To seek shareholders’ ratification in July
MUMBAI: The State Bank of India (SBI), the country’s largest bank, on Tuesday said it is planning to raise up to Rs20,000 crore by selling equity shares during the current fiscal.
The bank said it is weighing different formats of share issue for the same and will seek shareholders’ approval to this end in mid-July.
A general meeting of shareholders of SBI will be held on Tuesday, July 14, 2O2O, at the State Bank Auditorium, State Bank Bhavan Complex, Madame Cama Road, Mumbai.
“lf the conditions are not conducive and the local authorities do not permit to hold physical general meeting, the meeting will be held through Video Conferencing (VC)/ Other Audio Visual Means (OAVM) facility to transact business,” SBI informed the stock markets through a regulatory filing.
The statement said, “the bank will seek shareholders’ nod in the meeting “to create, offer, issue and allot, such number of equity shares of Re1 each, for an amount not exceeding Rs20,000 crore or such amount as approved by government and RBI subject to the condition that the Government of India shareholding in equity share capital of the bank does not fall below 52 per cent at any point of time”.

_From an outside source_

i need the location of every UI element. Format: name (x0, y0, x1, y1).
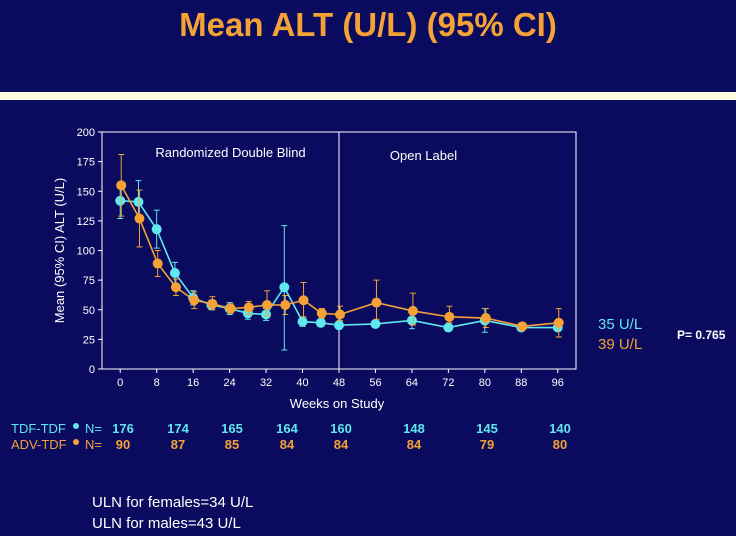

It further explained that the shares are to be allotted by way of public issue (follow-on-public offer) or private placement, including Qualified Institutional Placement (QIP) /Global Depository Receipt (GDRs) /American Depository Receipt (ADRs) and/or any other mode(s) or a combination(s) thereof.
The bank also added that based on the assumptions of growth in Risk Weighted Assets (RWA) and plough back of profits, the bank may require to raise additional capital during FY 2020-21 in order to maintain a healthy capital adequacy ratio (CAR).
As of March 31, 2020, SBI’s overall Capital Adequacy Ratio (CAR) stood at 13.06 per cent, with CET (common equity tier)-I capital at 9.77 per cent.
“The Central Board of the bank has decided that the bank should maintain minimum Capital Adequacy Ratios in line with the RBI Basel III transitional arrangements,” it added.
“In an environment of heightened uncertainty caused by COVID-19, the RBI is of the view that the banks must conserve capital to retain their capacity to support the economy and to absorb losses,” the bank noted.
“Further, the bank requires adequate capital to match the anticipated growth in assets and comply with stipulated level of capital adequacy, especially on account of requirement of the Capital Conservation Buffer (CCB) i.e. additional 0.625 per cent by September 2020, twice deferred by RBI from March 2019 to March 2020 and March 2020 to September 2020,” SBI explained.
Considering the business growth during the current year as well as that for the years to come, there is a need for higher capital, particularly, tier-I capital targeting the end state capital ratios, at the initial stage, to ensure smooth transition to FY21 capital requirements.
In line with the central government reform agenda for responsive and responsible PSBs, SBI said it the had undertaken reform agenda to optimally raise equity capital during the 2018-19 and 2019-20 amounting to Rs20,000 crore by issuance of common equity to investors other than the government.
“However, the market conditions were not conducive for raising equity capital from market with lower share price to book value,” it said.
The RBI and government approval for raising further equity capital was in place till March 31, 2020 but shareholders’ approval for raising equity capital expired on December 6, 2019, which was extended further till March 31, 2021.